Two former teachers filed a lawsuit against the school in April 2023, alleging that they were unjustly fired without any reason after complaining of health and safety violations. The teachers allege that the academy had unusual rules and requirements. Crossword puzzles, coloring sheets, utensils, and chairs were disallowed. Students could not wear jewelry and clothing made by Nike and Adidas. No color or artwork was allowed in classrooms, and all cups and bowls were required to be gray. West did not allow classes on the second floor of the school building because of a fear of stairs. Students were only allowed to eat sushi on the floor, as the school did not have tables; outside food was disallowed. There were no janitorial services and no school nurse; West banned the use of cleaning chemicals and trash cans, and one student's EpiPen was stored above a microwave.

== Academics ==
The school curriculum includes Christianity, language arts, mathematics, and science. It also includes enrichment courses, such as world languages, the visual arts, film, choir, and parkour. The school has a 10:1 ratio of students to teachers, and no class exceeds 12 students.

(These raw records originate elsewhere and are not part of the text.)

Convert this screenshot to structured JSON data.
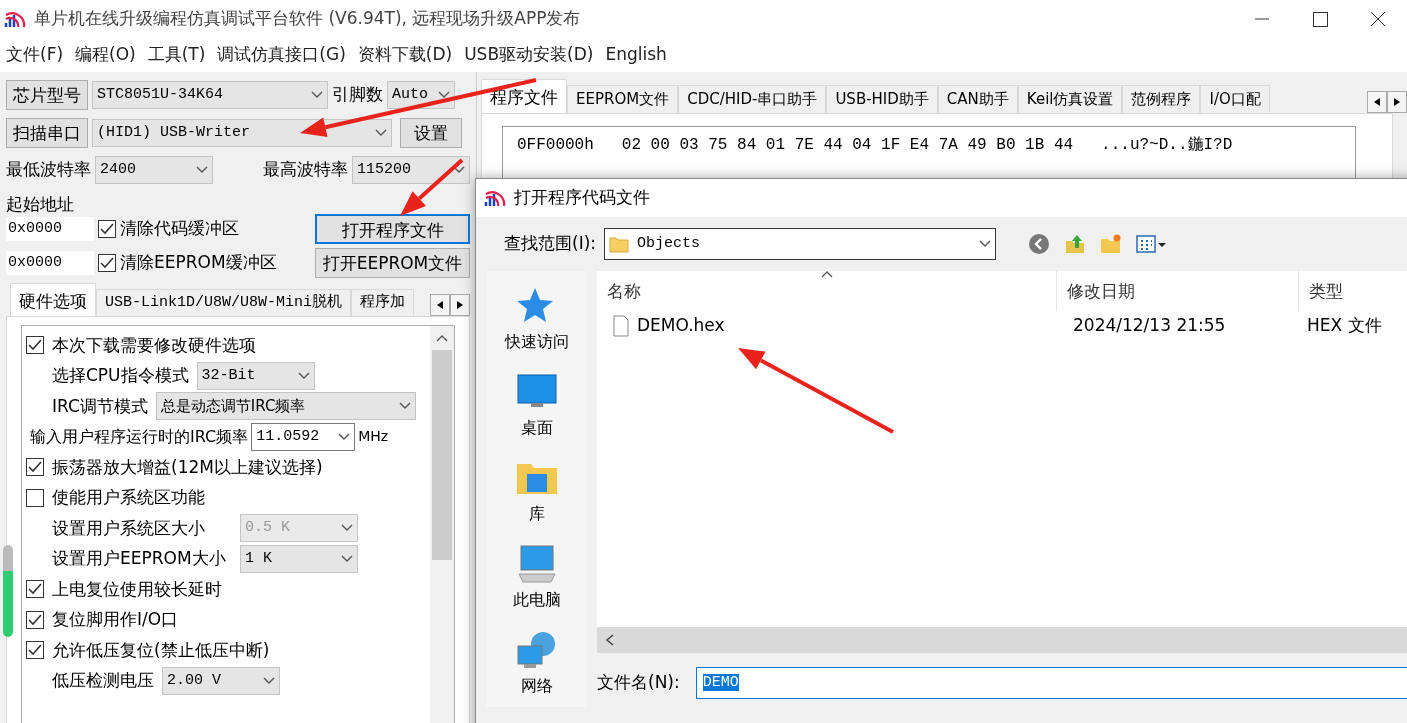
{
  "window": {
    "title": "单片机在线升级编程仿真调试平台软件 (V6.94T), 远程现场升级APP发布"
  },
  "menu": [
    "文件(F)",
    "编程(O)",
    "工具(T)",
    "调试仿真接口(G)",
    "资料下载(D)",
    "USB驱动安装(D)",
    "English"
  ],
  "left_panel": {
    "chip_button": "芯片型号",
    "chip_value": "STC8051U-34K64",
    "pins_label": "引脚数",
    "pins_value": "Auto",
    "scan_button": "扫描串口",
    "port_value": "(HID1) USB-Writer",
    "settings_button": "设置",
    "min_baud_label": "最低波特率",
    "min_baud": "2400",
    "max_baud_label": "最高波特率",
    "max_baud": "115200",
    "start_address_label": "起始地址",
    "address_rows": [
      {
        "value": "0x0000",
        "label": "清除代码缓冲区",
        "checked": true,
        "button": "打开程序文件",
        "focused": true
      },
      {
        "value": "0x0000",
        "label": "清除EEPROM缓冲区",
        "checked": true,
        "button": "打开EEPROM文件",
        "focused": false
      }
    ],
    "tabs": [
      {
        "label": "硬件选项",
        "selected": true
      },
      {
        "label": "USB-Link1D/U8W/U8W-Mini脱机",
        "selected": false
      },
      {
        "label": "程序加",
        "selected": false
      }
    ],
    "options": [
      {
        "kind": "checkbox",
        "label": "本次下载需要修改硬件选项",
        "checked": true
      },
      {
        "kind": "select",
        "label": "选择CPU指令模式",
        "value": "32-Bit",
        "disabled": false
      },
      {
        "kind": "select",
        "label": "IRC调节模式",
        "value": "总是动态调节IRC频率",
        "disabled": false
      },
      {
        "kind": "combo",
        "label": "输入用户程序运行时的IRC频率",
        "value": "11.0592",
        "unit": "MHz"
      },
      {
        "kind": "checkbox",
        "label": "振荡器放大增益(12M以上建议选择)",
        "checked": true
      },
      {
        "kind": "checkbox",
        "label": "使能用户系统区功能",
        "checked": false
      },
      {
        "kind": "select",
        "label": "设置用户系统区大小",
        "value": "0.5 K",
        "disabled": true
      },
      {
        "kind": "select",
        "label": "设置用户EEPROM大小",
        "value": "1    K",
        "disabled": false
      },
      {
        "kind": "checkbox",
        "label": "上电复位使用较长延时",
        "checked": true
      },
      {
        "kind": "checkbox",
        "label": "复位脚用作I/O口",
        "checked": true
      },
      {
        "kind": "checkbox",
        "label": "允许低压复位(禁止低压中断)",
        "checked": true
      },
      {
        "kind": "select",
        "label": "低压检测电压",
        "value": "2.00 V",
        "disabled": false
      }
    ]
  },
  "right_panel": {
    "tabs": [
      {
        "label": "程序文件",
        "selected": true
      },
      {
        "label": "EEPROM文件",
        "selected": false
      },
      {
        "label": "CDC/HID-串口助手",
        "selected": false
      },
      {
        "label": "USB-HID助手",
        "selected": false
      },
      {
        "label": "CAN助手",
        "selected": false
      },
      {
        "label": "Keil仿真设置",
        "selected": false
      },
      {
        "label": "范例程序",
        "selected": false
      },
      {
        "label": "I/O口配",
        "selected": false
      }
    ],
    "hex_rows": [
      {
        "address": "0FF0000h",
        "bytes": "02 00 03 75 84 01 7E 44 04 1F E4 7A 49 B0 1B 44",
        "ascii": "...u?~D..鍦I?D"
      }
    ]
  },
  "dialog": {
    "title": "打开程序代码文件",
    "look_in_label": "查找范围(I):",
    "folder": "Objects",
    "places": [
      {
        "label": "快速访问",
        "kind": "star"
      },
      {
        "label": "桌面",
        "kind": "desktop"
      },
      {
        "label": "库",
        "kind": "library"
      },
      {
        "label": "此电脑",
        "kind": "computer"
      },
      {
        "label": "网络",
        "kind": "network"
      }
    ],
    "columns": [
      "名称",
      "修改日期",
      "类型"
    ],
    "files": [
      {
        "name": "DEMO.hex",
        "modified": "2024/12/13 21:55",
        "type": "HEX 文件"
      }
    ],
    "filename_label": "文件名(N):",
    "filename": "DEMO"
  }
}
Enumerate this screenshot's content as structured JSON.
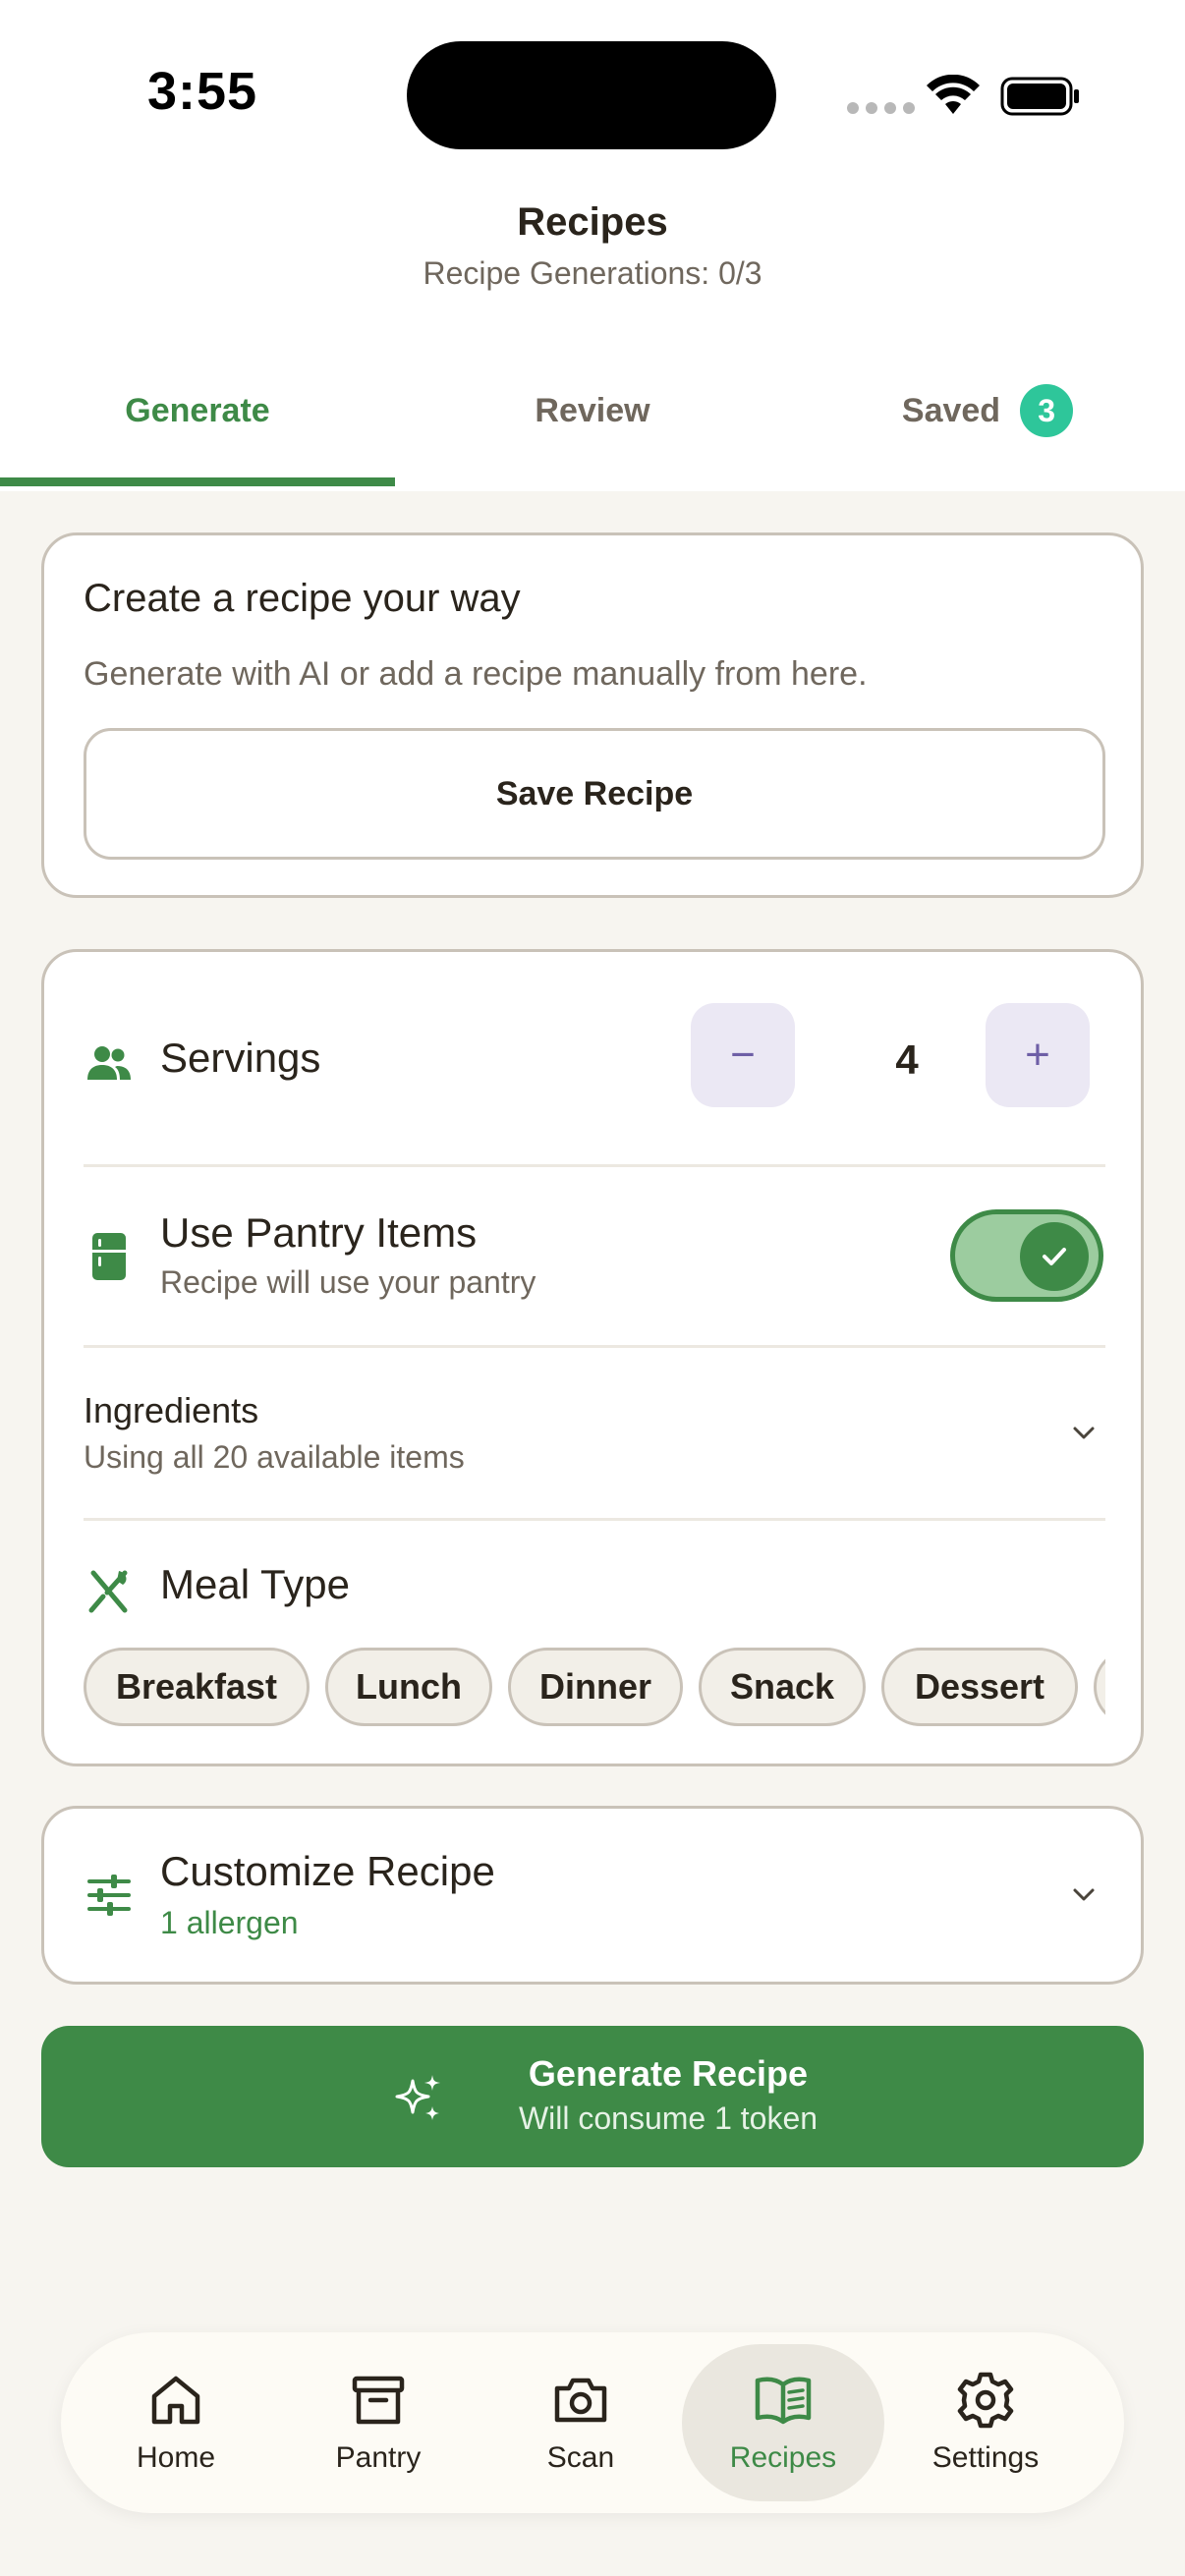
{
  "status_bar": {
    "time": "3:55"
  },
  "header": {
    "title": "Recipes",
    "subtitle": "Recipe Generations: 0/3"
  },
  "tabs": [
    {
      "label": "Generate",
      "active": true
    },
    {
      "label": "Review",
      "active": false
    },
    {
      "label": "Saved",
      "active": false,
      "badge": "3"
    }
  ],
  "create_card": {
    "title": "Create a recipe your way",
    "subtitle": "Generate with AI or add a recipe manually from here.",
    "button_label": "Save Recipe"
  },
  "options": {
    "servings": {
      "label": "Servings",
      "value": "4",
      "minus": "−",
      "plus": "+"
    },
    "pantry": {
      "label": "Use Pantry Items",
      "subtitle": "Recipe will use your pantry",
      "enabled": true
    },
    "ingredients": {
      "label": "Ingredients",
      "subtitle": "Using all 20 available items"
    },
    "meal_type": {
      "label": "Meal Type",
      "chips": [
        "Breakfast",
        "Lunch",
        "Dinner",
        "Snack",
        "Dessert"
      ]
    }
  },
  "customize": {
    "label": "Customize Recipe",
    "subtitle": "1 allergen"
  },
  "generate_button": {
    "title": "Generate Recipe",
    "subtitle": "Will consume 1 token"
  },
  "nav": [
    {
      "label": "Home",
      "icon": "home-icon"
    },
    {
      "label": "Pantry",
      "icon": "archive-icon"
    },
    {
      "label": "Scan",
      "icon": "camera-icon"
    },
    {
      "label": "Recipes",
      "icon": "book-icon",
      "active": true
    },
    {
      "label": "Settings",
      "icon": "gear-icon"
    }
  ],
  "colors": {
    "accent": "#3e8a47",
    "badge": "#2ec69a",
    "stepper": "#ebe8f4",
    "background": "#f7f5f0"
  }
}
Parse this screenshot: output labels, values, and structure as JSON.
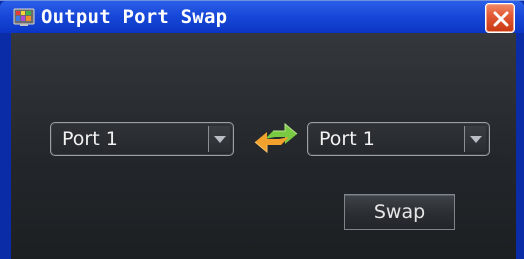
{
  "window": {
    "title": "Output Port Swap",
    "icon": "app-palette-icon",
    "close_icon": "close-icon"
  },
  "left_port": {
    "selected": "Port 1",
    "arrow_icon": "chevron-down-icon"
  },
  "right_port": {
    "selected": "Port 1",
    "arrow_icon": "chevron-down-icon"
  },
  "swap_arrows_icon": "swap-arrows-icon",
  "swap_button": {
    "label": "Swap"
  },
  "colors": {
    "titlebar": "#1848d9",
    "close": "#e35b35",
    "arrow_green": "#7ac943",
    "arrow_orange": "#f2a22c",
    "panel": "#23272b"
  }
}
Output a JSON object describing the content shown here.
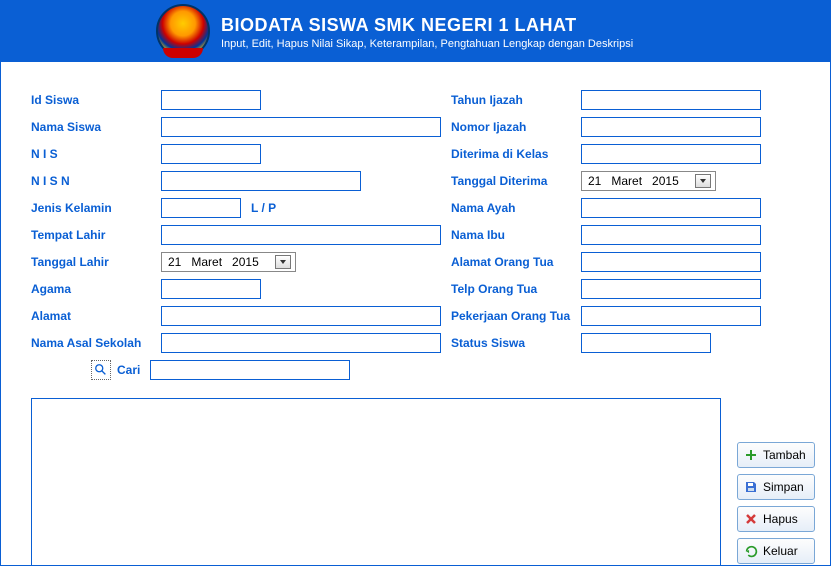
{
  "header": {
    "title": "BIODATA SISWA SMK NEGERI 1 LAHAT",
    "subtitle": "Input, Edit, Hapus Nilai Sikap, Keterampilan, Pengtahuan Lengkap dengan Deskripsi"
  },
  "labels": {
    "id_siswa": "Id Siswa",
    "nama_siswa": "Nama Siswa",
    "nis": "N I S",
    "nisn": "N I S N",
    "jenis_kelamin": "Jenis Kelamin",
    "jk_hint": "L / P",
    "tempat_lahir": "Tempat Lahir",
    "tanggal_lahir": "Tanggal Lahir",
    "agama": "Agama",
    "alamat": "Alamat",
    "nama_asal_sekolah": "Nama Asal Sekolah",
    "tahun_ijazah": "Tahun Ijazah",
    "nomor_ijazah": "Nomor Ijazah",
    "diterima_di_kelas": "Diterima di Kelas",
    "tanggal_diterima": "Tanggal Diterima",
    "nama_ayah": "Nama Ayah",
    "nama_ibu": "Nama Ibu",
    "alamat_ortu": "Alamat Orang Tua",
    "telp_ortu": "Telp Orang Tua",
    "pekerjaan_ortu": "Pekerjaan Orang Tua",
    "status_siswa": "Status Siswa",
    "cari": "Cari"
  },
  "dates": {
    "lahir": {
      "d": "21",
      "m": "Maret",
      "y": "2015"
    },
    "diterima": {
      "d": "21",
      "m": "Maret",
      "y": "2015"
    }
  },
  "buttons": {
    "tambah": "Tambah",
    "simpan": "Simpan",
    "hapus": "Hapus",
    "keluar": "Keluar"
  }
}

The school had not sought accreditation by the private Western Association of Schools and Colleges, as private schools in California are not required to be accredited or licensed, though they do have to register with the state.

== Basketball team==

Donda Doves logo

The school's basketball team was the Donda Doves. The team was featured on the January 2022 cover of Slam, a basketball-focused publication. In order of appearance, the players who appeared on the cover along with West were Bryce Baker, Brandon White, Jalen Hooks, Chuck Bailey III, Javonte "JJ" Taylor, Jahki Howard, Robert Dillingham, Seven Bahati, Braeden Moore, Omarion Bodrick, and Zion Cruz.

Their inaugural game was held in February 2022 at the Credit Union 1 Arena, playing against Chicago Prep. The Doves won the game, 85–62.

The team was scheduled to appear at the Hoophall Classic and Kentucky Play-By-Play Classic showcases in 2022, but the invitations were rescinded in late October. ESPN rated player Robert Dillingham number 8 on their ESPN 100 list; speculation surrounding Dillingham continuing with the team began in late October after West's antisemitic remarks, the abrupt school closure and reopening, and the showcases being rescinded resulted in a fallout for the school. Dillingham later left Donda Academy to play for the Cold Hearts team in the Overtime Elite.

After the showcase invitations were canceled, players JJ Taylor (small forward) and Chuck Bailey III (reserve guard) left the school, with Taylor transferring to San Ysidro High School.

== Notable alumni ==
- Rob Dillingham, basketball player currently with the Chicago Bulls.
- AJ Johnson, basketball player currently with the Memphis Grizzlies.